Duden - WortfriedhofDer Duden-Verlag gilt mit seinen als offiziell betrachteten Standardwerken als Sachverwalter der deutschen Sprache. Da eine lebende Sprache einem ständigen Wandel unterworfen ist, müssen immer wieder aktualisierte Nachschlagewerke mit neuen Wortschöpfungen erscheinen. Was passiert aber mit den „ausgestorbenen“ Wörtern, die allmählich aus dem Sprachgebrauch verschwunden sind? Das kleine Bändchen „Wortfriedhof – Wörter, die uns fehlen werden“ gibt darauf eine Antwort. Die hierin genannten Begriffe sind ein guter Beweis für die Anpassungsfähigkeit einer Sprache. Viele der heute geläufigen Wörter werden eventuell auch in hundert oder zweihundert Jahren vergessen sein. Wie Moden in der Kleidung gibt es immer wieder neue Wörter, die sich ausbreiten, zum Allgemeingut werden und allmählich veralten. Während sich die meisten Duden-Wörterbücher der Gegenwartssprache widmen, wird hier der Blick einmal in die Vergangenheit gerichtet. Man trifft auf Wörter, die man vielleicht noch von früher oder aus historischen Texten, zum Beispiel der Luther-Bibel, kennt. Wer wüsste noch, dass Mausschelle eine Ohrfeige bezeichnet, Kurzweil ein angenehmer Zeitvertreib ist, ein Mann eine Damenbekanntschaft macht, wenn er eine Frau kennenlernt oder eine Sommerfrische ein Erholungsaufenthalt auf dem Land ist, die ursprünglich dem Adel vorbehalten war, später aber auch das Bürgertum ergriff und heute als Urlaub bezeichnet wird.

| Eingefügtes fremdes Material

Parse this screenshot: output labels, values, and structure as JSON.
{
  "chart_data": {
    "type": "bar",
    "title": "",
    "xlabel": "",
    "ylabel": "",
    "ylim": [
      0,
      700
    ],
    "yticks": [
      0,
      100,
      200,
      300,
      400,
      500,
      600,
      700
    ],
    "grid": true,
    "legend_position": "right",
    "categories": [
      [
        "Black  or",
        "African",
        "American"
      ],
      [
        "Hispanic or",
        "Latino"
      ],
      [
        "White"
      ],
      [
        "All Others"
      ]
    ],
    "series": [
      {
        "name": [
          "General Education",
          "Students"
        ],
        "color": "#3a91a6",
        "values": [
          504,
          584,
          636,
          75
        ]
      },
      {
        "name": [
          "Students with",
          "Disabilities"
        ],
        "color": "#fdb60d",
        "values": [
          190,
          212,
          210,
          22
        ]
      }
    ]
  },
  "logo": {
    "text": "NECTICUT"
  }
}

Viele der aufgeführten Begriffe sind deshalb nicht mehr gebräuchlich, weil die genannte Sache nicht mehr aktuell ist. Dazu gehört die Frisierkommode, an der man sich sitzend frisiert oder die Landpartie, was einen Ausflug in eine ländliche Gegend bezeichnet. Andere Wörter spiegeln die sich ändernden Auffassungen wider. Wer würde heute eine gebildete Frau noch als Blaustrumpf oder ein Model als Vorführdame benennen. Während viele der Wörter heute zu den bedrohten Arten gehören, also gelegentlich mehr oder weniger noch benutzt werden, wie Leibesertüchtigung für Sport oder Backfisch für Teenie, sind andere Wörter schon völlig unbekannt. Dazu gehören etwa Arbeitersekt für Mineralwasser, Entwarnungsfrisur für Hochfrisur oder chaperonieren, was bedeutet, dass eine junge Dame zu ihrem Schutz begleitet wird. Überhaupt fallen viele vertilgte Begriffe auf, die aus dem Französischen stammen, aus einer Zeit, als Frankreich ein kultureller Vorreiter in Europa war. Heute scheint sich mehr und mehr die angloamerikanische Unkultur im Wortschatz durchzusetzen, die immer wieder neue Begriffe hervorbringt. Dieses nett aufgemachte Büchlein mit vielen Informationskästen lädt zum Schmökern, Staunen und Schmunzeln über viele kuriose Wörter aus der guten alten Zeit ein, die heute kaum noch jemand kennt. (Johannes Kösegi)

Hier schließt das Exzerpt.